What I thought about this card then: As a 9-year-old, I had a vague idea of who Hank Aaron was. He was only the biggest sports star of the time. And I knew he held the all-time home run mark. But that was about it. I never had this card as a kid and neither did any of my brothers. But I do remember seeing it somewhere. One of my friends must have had it.
What I think about this card now: Well, the first thing I notice is the All-Star star on a subset card. That is very odd to someone who only knew the stars to appear on cards that were framed in yellow and red. Also, Aaron was traded to the Brewers the November before the cards were issued, so Hank's not wearing the correct uni.
Other stuff: I love the "highlights" font. Diamonds for the apostrophe and dots on the "I"s! Can you dig it? And purple on an orange background? Out of sight!
Back facts: Since this is the first back shown on the blog, I'll point out the Christmas colors that dominate the '75 backs. All of the Highlight cards feature the newspaper-like design. Some of the headlines stick to traditional newspaper rules. Others, like this one, don't. In real newspaper land, if you ended the top line of a headline with an adjective, you'd get a nastygram the next day.
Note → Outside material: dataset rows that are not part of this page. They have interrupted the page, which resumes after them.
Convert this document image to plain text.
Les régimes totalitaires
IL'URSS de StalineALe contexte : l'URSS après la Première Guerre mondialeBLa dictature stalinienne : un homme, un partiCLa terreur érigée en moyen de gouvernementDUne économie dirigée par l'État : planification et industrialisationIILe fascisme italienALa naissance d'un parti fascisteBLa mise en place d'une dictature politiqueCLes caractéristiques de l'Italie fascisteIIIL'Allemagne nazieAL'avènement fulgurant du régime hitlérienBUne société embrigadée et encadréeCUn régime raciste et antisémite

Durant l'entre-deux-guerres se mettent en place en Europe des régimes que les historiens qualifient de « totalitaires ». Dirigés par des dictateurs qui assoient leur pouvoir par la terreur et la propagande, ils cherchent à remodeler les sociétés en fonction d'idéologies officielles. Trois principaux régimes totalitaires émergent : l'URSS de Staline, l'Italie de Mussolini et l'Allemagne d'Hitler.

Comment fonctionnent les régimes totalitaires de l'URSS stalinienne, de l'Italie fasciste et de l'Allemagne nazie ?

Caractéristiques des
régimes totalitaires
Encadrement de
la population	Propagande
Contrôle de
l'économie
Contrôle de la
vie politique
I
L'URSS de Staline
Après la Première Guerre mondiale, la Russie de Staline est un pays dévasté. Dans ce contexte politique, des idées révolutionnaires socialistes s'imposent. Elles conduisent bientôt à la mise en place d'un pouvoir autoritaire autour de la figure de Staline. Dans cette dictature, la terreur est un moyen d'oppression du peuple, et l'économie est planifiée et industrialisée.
Also, there is a big-time flub in the copy. According to the write-up, Babe Ruth set the career home run mark in 1945 -- or, 10 years after he retired. It should have read, "39 years."
Other blog stuff: I've settled on a few things that I will showcase in this blog. There may be some other features, but, like I said, I'm doing this on the fly, so I don't know what those features are yet. This is what I do know I will be featuring:
a) Define the design, 1975 style: You know how I like to find a name for card designs. 1975 is fantastic for this, since there are more than a dozen different color combinations. I'm going to come up with a name for each of the color combinations. I welcome any suggestions, and I plan on refining the names as the blog goes along. Also, you may have noticed the banner color changed with the color of the featured card. Yeah, I plan to continue to do that.
b) 1975 originals: The main reason why I love this set is it's the first one I collected. And I still have the cards I collected as a kid. So, when I get to one of those cards I pulled as a kid, I will show the upgraded card and the beat-up card. And we can all make fun of it together.
c) The "Dude looks like a lady" count: I know that's an '80s reference, but it works for this feature. There are a bunch of long-haired dudes in this set. And, as kids, we thought they were borderline women. So, anytime I come across one of those DLLALs, I will add it to the counter. And we'll see what we have at the end!